The fraction of solvable test questions where the top-M* answers include the correct answer. A question is "solvable" if the correct answer appeared at least once across the K samples.

conditional_coverage = (questions where correct answer is in top M*) / (solvable questions only)

Conditional coverage is always greater than or equal to empirical coverage. The gap between them reflects the capability gap: questions the model cannot answer at all drag down empirical coverage but do not affect conditional coverage.

Conditional coverage is useful for understanding how well the model performs when it can perform. If conditional coverage is high (e.g., 98%) but empirical coverage is lower (e.g., 94%), the remaining errors are almost entirely due to the capability gap rather than inconsistency.


7. Sequential Stopping

The idea: You do not always need all K samples. TrustGate uses Hoeffding bounds to detect when the answer pattern has stabilized and stops early, typically saving around 50% of API costs.

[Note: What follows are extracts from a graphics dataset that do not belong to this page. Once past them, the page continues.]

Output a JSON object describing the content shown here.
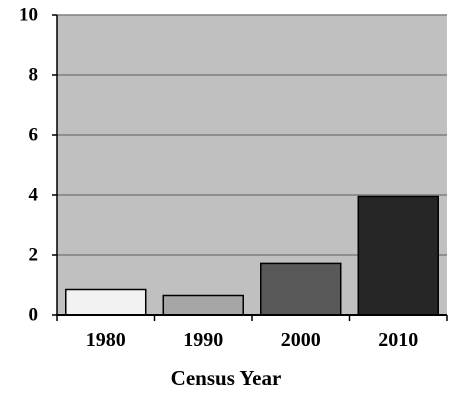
{
  "chart_data": {
    "type": "bar",
    "categories": [
      "1980",
      "1990",
      "2000",
      "2010"
    ],
    "values": [
      0.85,
      0.65,
      1.72,
      3.95
    ],
    "title": "",
    "xlabel": "Census Year",
    "ylabel": "",
    "ylim": [
      0,
      10
    ],
    "yticks": [
      "0",
      "2",
      "4",
      "6",
      "8",
      "10"
    ],
    "grid": true,
    "legend": "none"
  },
  "style": {
    "plot_background": "#c0c0c0",
    "gridline_color": "#7f7f7f",
    "axis_color": "#000000",
    "bar_colors": [
      "#f2f2f2",
      "#a6a6a6",
      "#595959",
      "#262626"
    ],
    "bar_edge_color": "#000000"
  }
}
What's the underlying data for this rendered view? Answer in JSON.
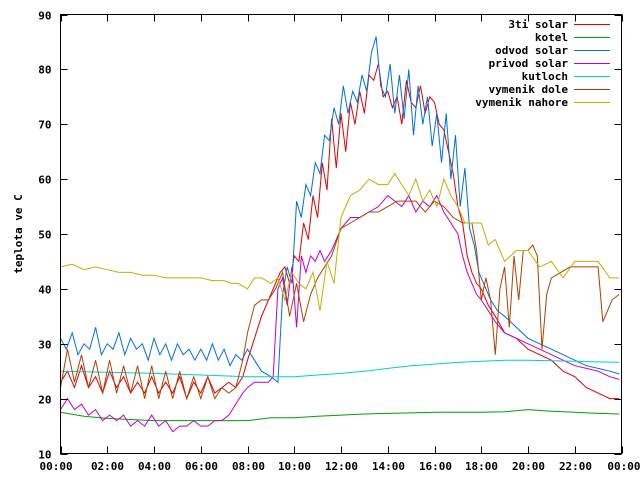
{
  "chart_data": {
    "type": "line",
    "ylabel": "teplota ve C",
    "xlabel": "",
    "xlim": [
      0,
      24
    ],
    "ylim": [
      10,
      90
    ],
    "x_ticks": [
      "00:00",
      "02:00",
      "04:00",
      "06:00",
      "08:00",
      "10:00",
      "12:00",
      "14:00",
      "16:00",
      "18:00",
      "20:00",
      "22:00",
      "00:00"
    ],
    "y_ticks": [
      "10",
      "20",
      "30",
      "40",
      "50",
      "60",
      "70",
      "80",
      "90"
    ],
    "x_tick_values": [
      0,
      2,
      4,
      6,
      8,
      10,
      12,
      14,
      16,
      18,
      20,
      22,
      24
    ],
    "y_tick_values": [
      10,
      20,
      30,
      40,
      50,
      60,
      70,
      80,
      90
    ],
    "legend_position": "top-right",
    "grid": false,
    "series": [
      {
        "name": "3ti solar",
        "color": "#e00000",
        "x": [
          0,
          0.3,
          0.6,
          0.9,
          1.2,
          1.5,
          1.8,
          2.1,
          2.4,
          2.7,
          3.0,
          3.3,
          3.6,
          3.9,
          4.2,
          4.5,
          4.8,
          5.1,
          5.4,
          5.7,
          6.0,
          6.3,
          6.6,
          6.9,
          7.2,
          7.5,
          7.8,
          8.0,
          8.3,
          8.6,
          8.9,
          9.2,
          9.4,
          9.6,
          9.8,
          10.0,
          10.2,
          10.4,
          10.6,
          10.8,
          11.0,
          11.2,
          11.4,
          11.6,
          11.8,
          12.0,
          12.2,
          12.4,
          12.6,
          12.8,
          13.0,
          13.2,
          13.4,
          13.6,
          13.8,
          14.0,
          14.2,
          14.4,
          14.6,
          14.8,
          15.0,
          15.2,
          15.4,
          15.6,
          15.8,
          16.0,
          16.2,
          16.4,
          16.6,
          16.8,
          17.0,
          17.2,
          17.4,
          17.6,
          17.8,
          18.0,
          18.3,
          18.6,
          19.0,
          19.5,
          20.0,
          20.5,
          21.0,
          21.5,
          22.0,
          22.5,
          23.0,
          23.5,
          23.9
        ],
        "y": [
          23,
          25,
          22,
          26,
          22,
          24,
          21,
          25,
          22,
          24,
          21,
          23,
          21,
          24,
          21,
          23,
          21,
          24,
          20,
          23,
          21,
          24,
          21,
          22,
          23,
          22,
          24,
          27,
          31,
          35,
          38,
          41,
          43,
          44,
          41,
          46,
          45,
          52,
          49,
          57,
          53,
          63,
          58,
          71,
          62,
          72,
          65,
          74,
          70,
          76,
          72,
          79,
          78,
          81,
          75,
          76,
          73,
          75,
          70,
          78,
          74,
          73,
          77,
          72,
          75,
          74,
          70,
          69,
          65,
          61,
          55,
          52,
          46,
          43,
          41,
          40,
          37,
          35,
          32,
          31,
          29,
          28,
          27,
          25,
          24,
          22,
          21,
          20,
          20
        ]
      },
      {
        "name": "kotel",
        "color": "#00a000",
        "x": [
          0,
          1,
          2,
          3,
          4,
          5,
          6,
          7,
          8,
          9,
          10,
          11,
          12,
          13,
          14,
          15,
          16,
          17,
          18,
          19,
          20,
          21,
          22,
          23,
          23.9
        ],
        "y": [
          17.5,
          16.8,
          16.4,
          16.2,
          16.0,
          16.0,
          16.0,
          16.0,
          16.0,
          16.5,
          16.5,
          16.8,
          17.0,
          17.2,
          17.3,
          17.4,
          17.5,
          17.5,
          17.5,
          17.6,
          18.0,
          17.7,
          17.5,
          17.3,
          17.2
        ]
      },
      {
        "name": "odvod solar",
        "color": "#0070e0",
        "x": [
          0,
          0.25,
          0.5,
          0.75,
          1.0,
          1.25,
          1.5,
          1.75,
          2.0,
          2.25,
          2.5,
          2.75,
          3.0,
          3.25,
          3.5,
          3.75,
          4.0,
          4.25,
          4.5,
          4.75,
          5.0,
          5.25,
          5.5,
          5.75,
          6.0,
          6.25,
          6.5,
          6.75,
          7.0,
          7.25,
          7.5,
          7.75,
          8.0,
          8.3,
          8.6,
          9.0,
          9.3,
          9.5,
          9.7,
          9.9,
          10.1,
          10.3,
          10.5,
          10.7,
          10.9,
          11.1,
          11.3,
          11.5,
          11.7,
          11.9,
          12.1,
          12.3,
          12.5,
          12.7,
          12.9,
          13.1,
          13.3,
          13.5,
          13.7,
          13.9,
          14.1,
          14.3,
          14.5,
          14.7,
          14.9,
          15.1,
          15.3,
          15.5,
          15.7,
          15.9,
          16.1,
          16.3,
          16.5,
          16.7,
          16.9,
          17.1,
          17.3,
          17.5,
          17.7,
          17.9,
          18.1,
          18.4,
          18.7,
          19.0,
          19.5,
          20.0,
          20.5,
          21.0,
          21.5,
          22.0,
          22.5,
          23.0,
          23.5,
          23.9
        ],
        "y": [
          31,
          29,
          32,
          28,
          30,
          29,
          33,
          28,
          30,
          29,
          32,
          28,
          31,
          29,
          30,
          27,
          31,
          28,
          30,
          27,
          30,
          28,
          29,
          27,
          29,
          27,
          30,
          27,
          29,
          26,
          28,
          27,
          29,
          27,
          25,
          24,
          23,
          39,
          44,
          41,
          56,
          53,
          59,
          57,
          63,
          61,
          68,
          67,
          73,
          70,
          77,
          72,
          76,
          74,
          79,
          76,
          83,
          86,
          77,
          75,
          81,
          72,
          79,
          71,
          80,
          68,
          77,
          70,
          75,
          66,
          72,
          63,
          72,
          60,
          68,
          55,
          62,
          51,
          48,
          43,
          41,
          38,
          36,
          35,
          33,
          31,
          30,
          29,
          28,
          27,
          26,
          25.5,
          25,
          24.5
        ]
      },
      {
        "name": "privod solar",
        "color": "#c000d0",
        "x": [
          0,
          0.3,
          0.6,
          0.9,
          1.2,
          1.5,
          1.8,
          2.1,
          2.4,
          2.7,
          3.0,
          3.3,
          3.6,
          3.9,
          4.2,
          4.5,
          4.8,
          5.1,
          5.4,
          5.7,
          6.0,
          6.3,
          6.6,
          6.9,
          7.2,
          7.5,
          7.8,
          8.0,
          8.3,
          8.6,
          8.9,
          9.1,
          9.3,
          9.5,
          9.7,
          9.9,
          10.1,
          10.3,
          10.5,
          10.7,
          10.9,
          11.1,
          11.3,
          11.6,
          12.0,
          12.4,
          12.8,
          13.2,
          13.6,
          14.0,
          14.3,
          14.6,
          14.9,
          15.2,
          15.5,
          15.8,
          16.1,
          16.4,
          16.7,
          17.0,
          17.2,
          17.4,
          17.6,
          17.8,
          18.0,
          18.3,
          18.6,
          19.0,
          19.5,
          20.0,
          20.5,
          21.0,
          21.5,
          22.0,
          22.5,
          23.0,
          23.5,
          23.9
        ],
        "y": [
          18,
          20,
          18,
          19,
          17,
          18,
          16,
          17,
          16,
          17,
          15,
          16,
          15,
          17,
          15,
          16,
          14,
          15,
          15,
          16,
          15,
          15,
          16,
          16,
          17,
          19,
          21,
          22,
          23,
          23,
          23,
          24,
          40,
          42,
          37,
          44,
          33,
          46,
          43,
          46,
          45,
          47,
          45,
          47,
          51,
          53,
          53,
          54,
          55,
          57,
          56,
          55,
          57,
          54,
          56,
          55,
          57,
          54,
          52,
          50,
          46,
          43,
          41,
          39,
          38,
          36,
          34,
          32,
          31,
          30,
          29,
          28,
          27,
          26,
          25.5,
          25,
          24,
          23.5
        ]
      },
      {
        "name": "kutloch",
        "color": "#00d0d0",
        "x": [
          0,
          2,
          4,
          6,
          8,
          9,
          10,
          11,
          12,
          13,
          14,
          15,
          16,
          17,
          18,
          19,
          20,
          21,
          22,
          23,
          23.9
        ],
        "y": [
          25,
          24.8,
          24.6,
          24.3,
          24,
          24,
          24,
          24.3,
          24.6,
          25,
          25.5,
          26,
          26.3,
          26.6,
          26.8,
          27,
          27,
          26.9,
          26.8,
          26.7,
          26.6
        ]
      },
      {
        "name": "vymenik dole",
        "color": "#b04000",
        "x": [
          0,
          0.3,
          0.6,
          0.9,
          1.2,
          1.5,
          1.8,
          2.1,
          2.4,
          2.7,
          3.0,
          3.3,
          3.6,
          3.9,
          4.2,
          4.5,
          4.8,
          5.1,
          5.4,
          5.7,
          6.0,
          6.3,
          6.6,
          6.9,
          7.2,
          7.5,
          7.8,
          8.0,
          8.3,
          8.6,
          8.9,
          9.2,
          9.5,
          9.8,
          10.1,
          10.4,
          10.7,
          11.0,
          11.3,
          11.6,
          12.0,
          12.4,
          12.8,
          13.2,
          13.6,
          14.0,
          14.4,
          14.8,
          15.2,
          15.6,
          16.0,
          16.4,
          16.8,
          17.2,
          17.6,
          17.8,
          18.0,
          18.2,
          18.4,
          18.6,
          18.8,
          19.0,
          19.2,
          19.4,
          19.6,
          19.8,
          20.0,
          20.2,
          20.4,
          20.6,
          20.8,
          21.0,
          21.4,
          21.8,
          22.2,
          22.6,
          23.0,
          23.2,
          23.4,
          23.6,
          23.9
        ],
        "y": [
          22,
          29,
          23,
          28,
          22,
          27,
          21,
          27,
          21,
          26,
          21,
          26,
          20,
          26,
          20,
          25,
          20,
          25,
          20,
          24,
          20,
          24,
          20,
          22,
          21,
          22,
          27,
          32,
          37,
          38,
          38,
          40,
          43,
          35,
          41,
          34,
          39,
          42,
          44,
          46,
          51,
          52,
          53,
          54,
          54,
          55,
          56,
          56,
          56,
          54,
          56,
          55,
          53,
          52,
          52,
          47,
          38,
          42,
          38,
          28,
          40,
          44,
          33,
          46,
          38,
          47,
          47,
          48,
          46,
          29,
          39,
          42,
          43,
          44,
          44,
          44,
          44,
          34,
          36,
          38,
          39
        ]
      },
      {
        "name": "vymenik nahore",
        "color": "#c0b000",
        "x": [
          0,
          0.5,
          1.0,
          1.5,
          2.0,
          2.5,
          3.0,
          3.5,
          4.0,
          4.5,
          5.0,
          5.5,
          6.0,
          6.5,
          7.0,
          7.3,
          7.6,
          8.0,
          8.3,
          8.6,
          9.0,
          9.3,
          9.6,
          9.9,
          10.2,
          10.5,
          10.8,
          11.1,
          11.4,
          11.7,
          12.0,
          12.4,
          12.8,
          13.2,
          13.6,
          14.0,
          14.3,
          14.6,
          14.9,
          15.2,
          15.5,
          15.8,
          16.1,
          16.4,
          16.7,
          17.0,
          17.3,
          17.6,
          18.0,
          18.3,
          18.6,
          19.0,
          19.5,
          20.0,
          20.5,
          21.0,
          21.5,
          22.0,
          22.5,
          23.0,
          23.5,
          23.9
        ],
        "y": [
          44,
          44.5,
          43.5,
          44,
          43.5,
          43,
          43,
          42.5,
          42.5,
          42,
          42,
          42,
          42,
          41.5,
          41.5,
          41,
          41,
          40,
          42,
          42,
          41,
          42,
          38,
          43,
          41,
          40,
          43,
          36,
          45,
          41,
          53,
          57,
          58,
          60,
          59,
          59,
          61,
          59,
          57,
          60,
          56,
          58,
          55,
          60,
          57,
          55,
          52,
          52,
          52,
          48,
          49,
          45,
          47,
          47,
          44,
          45,
          42,
          45,
          45,
          45,
          42,
          42
        ]
      }
    ]
  }
}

Without sequential stopping, TrustGate sends K requests per question regardless of how clear the answer pattern is. For a question where the model says "Paris" on the first 5 attempts, there is little value in the remaining 5 requests.

Sequential stopping works as follows:

  1. Sample responses one at a time (or in small batches).
  2. After each new sample, compute the mode frequency (how often the most common answer has appeared so far).
  3. Apply a Hoeffding bound to determine whether the mode is statistically dominant. Specifically, check whether p_hat - epsilon > 0.5, where:
  4. p_hat is the observed mode frequency (e.g., 0.8 after 5 samples)
  5. epsilon = sqrt(log(2/delta) / (2*k)) is the Hoeffding confidence half-width
  6. delta is a user-configurable confidence parameter (default: 0.05)
  7. If the bound confirms the mode is dominant, stop sampling for this question.

The Hoeffding bound guarantees that stopping early does not compromise the statistical validity of the results. The bound is conservative -- it only stops when there is strong evidence that additional samples would not change the mode.

Cost savings: In practice, "easy" questions (where the model is highly consistent) stop after 3-5 samples, while "hard" questions (where answers vary) use all K. Across a typical benchmark, this saves 40-60% of API calls compared to fixed-K sampling, without affecting the reliability guarantee.

The delta parameter controls how aggressive the stopping is. Smaller delta (e.g., 0.01) means more conservative stopping (fewer early stops, higher certainty). Larger delta (e.g., 0.10) means more aggressive stopping (more early stops, slightly lower certainty). The default of 0.05 provides a good balance.